Müslüman ülkeler yıkılsalar da yakılsalar da yirmibirinci yüzyıl yeniden İslamın yüzyılı olacaktır

Gerçeğin coşkusunu derinden duyanlar, hayatın şiirini yakalamış olanlardır. Şiir gerçeğin en güzel, en yalın, en etkili biçimde ifade edilmesidir. Doğal olan gerçektir, gerçek olan doğaldır. Doğallığın sesi olmayı başaran şiir, gerçeğin sesi olmayı başarır. Şiir güzel olanı aramaktır. Hayatın bütün boyutlarında, güzellikte yarışanlar, gerçeğin gücünden yararlanmasını, hayatı dönüştürmesini bilirler.

Türkiye’de düşüncesini şiire, şiirini eylemine yansıtan şairlerin başında, edebiyatın her alanında ölümsüz eserler veren Necip Fazıl gelir. O Tanzimat sonrası Türk tarihini, yeniden ele alarak, Türkiye’de sorgulayıcı, eleştirel tarihçiliğin de öncülüğünü yapmıştır. Ona göre bütün dallarıyla birlikte, gerçeği aramayan sanat ve bilim, insanlığa kalıcı bir katkıda bulunmadığı gibi, kimseye de önemli bir yarar sağlamaz.

Çilenin insana düşüncede derinlik, sanatta incelik, eylemde olgunluk, kazandırdığının bilincinde olan Necip Fazıl, Çile şiirinin her dizesiyle, insanları iç dünyalarını hem yıkan, hem inşa eden. gizemli eli tutmaya çağırır. Çile’ye bütün olarak bakıldığında, çalkantılı bir dönemde, arayış içinde olan, entelektüel krizle boğuşan, bir şairin gözünden bütün insanlığın yitirdiği, Cennetin bulunuşunu anlattığı görülür.

Necip Fazıl’ın her şiiri gibi, her kitabı da, düşünce ve eylem dünyasının bir parçasıdır. Onun kadar şiirini, düşünce ve eylemine başarıyla, yansıtan başka bir şair yoktur. Onun başı hep yükseklerdedir, hiçbir zaman ümitsizliğe düşmez, karamsarlıkla düşünce ve eylemin doruklarına tırmanılmayacağını bilir. O yarınlara ümit ve güvenle bakarken, yoksullukların kaynaklarını kurutur, zenginliklere de yeni açılımlar kazandırır.

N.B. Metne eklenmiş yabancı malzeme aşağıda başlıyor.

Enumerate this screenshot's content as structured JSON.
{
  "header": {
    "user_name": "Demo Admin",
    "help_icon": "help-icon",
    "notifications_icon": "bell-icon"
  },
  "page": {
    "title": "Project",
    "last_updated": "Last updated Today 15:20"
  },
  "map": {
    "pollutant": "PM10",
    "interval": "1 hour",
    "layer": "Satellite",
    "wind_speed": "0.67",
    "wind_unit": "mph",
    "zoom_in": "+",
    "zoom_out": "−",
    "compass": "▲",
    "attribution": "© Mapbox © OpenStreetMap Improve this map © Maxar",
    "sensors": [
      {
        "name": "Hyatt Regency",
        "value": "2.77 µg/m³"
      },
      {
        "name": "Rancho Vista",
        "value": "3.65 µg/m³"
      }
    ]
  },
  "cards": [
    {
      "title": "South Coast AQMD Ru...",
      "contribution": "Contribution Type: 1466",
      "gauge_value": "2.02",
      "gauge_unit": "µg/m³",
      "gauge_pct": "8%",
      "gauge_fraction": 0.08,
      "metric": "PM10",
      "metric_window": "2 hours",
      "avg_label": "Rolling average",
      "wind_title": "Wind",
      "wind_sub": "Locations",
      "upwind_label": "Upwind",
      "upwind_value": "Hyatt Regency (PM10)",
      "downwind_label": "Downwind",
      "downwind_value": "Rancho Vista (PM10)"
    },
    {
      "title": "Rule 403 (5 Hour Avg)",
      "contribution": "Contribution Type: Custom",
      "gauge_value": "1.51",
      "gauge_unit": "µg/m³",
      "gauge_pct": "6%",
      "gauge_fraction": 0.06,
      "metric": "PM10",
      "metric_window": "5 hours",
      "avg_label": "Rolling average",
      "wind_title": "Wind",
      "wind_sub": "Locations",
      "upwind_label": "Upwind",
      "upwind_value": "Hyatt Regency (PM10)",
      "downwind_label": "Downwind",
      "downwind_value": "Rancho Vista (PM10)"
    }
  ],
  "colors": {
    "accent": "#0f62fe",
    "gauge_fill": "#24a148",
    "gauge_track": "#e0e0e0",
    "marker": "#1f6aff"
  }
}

Türklerin bin yıllık tarihlerinde, Türk nehirleri olan, Yeşil Tuna’nın, Cömert Nil’in, Güçlü Fırat’ın ve Sakin Dicle’nin, ortasından ikiye ayırdıkları şehirleri, dönüştürdükleri gibi, Necip Fazıl düşünceleriyle, şiirleriyle ve eylemleriyle, Anadolu şehirlerini bir bir dönüştürmüştür. Şehirlerin özlerini koruyarak, dönüşmeden dönüşmelerinde, şairlerin ölümsüz şiirleri büyük önem taşır. Onlar her zaman, düşünceler ve eylemler arasında, gizemli bir köprü olmuşlardır.

Toplumları Necip Fazıl gibi: “Mehmed’im, sevinin, başlar yüksekte! / Ölsek de sevinin, eve dönsek de! / Sanma bu teker- lek kalır tümsekte! / Yarın, elbet bizim, elbet bizimdir! / Gün doğmuş, gün batmış, ebed bizimdir!” diyen, karamsarlık bulutlarını dağıtan, düşünce ve eyleme yeni açılımlar kazandıran, şairler dönüştürürler. Onlar ölümsüz şiirleriyle, insanları kötümserliğin karanlıklarından, iyimserliğin aydınlıklarına çıkarırlar.

Toplumlar bilgiyi bilgeliğe dönüştüren bilge şairleriyle, “Sonsuzluk ikliminin batmayan güneşi ve ebedilik sarayının paslanmaz tacını bulurlar.”

Ölümsüz şiirler yeryüzünden önce, gökyüzünde yazılırlar. Şiirin doruklarında hiçbir zaman kötümserlik rüzgarları esmez.

Gün doğarken de, gün batarken de, yarınlar şiirindir. Şiirin tekerleği hiçbir zaman tümsekte kalmaz. 

Şiiri iman için bilenlerin dünyasında,ümitsizlik inançsızlıktır, Allah’ın gücünün üzerinde güç yoktur.

Allah’ın vermediğini kimse veremez, Allah’ın verdiğini kimse alamaz.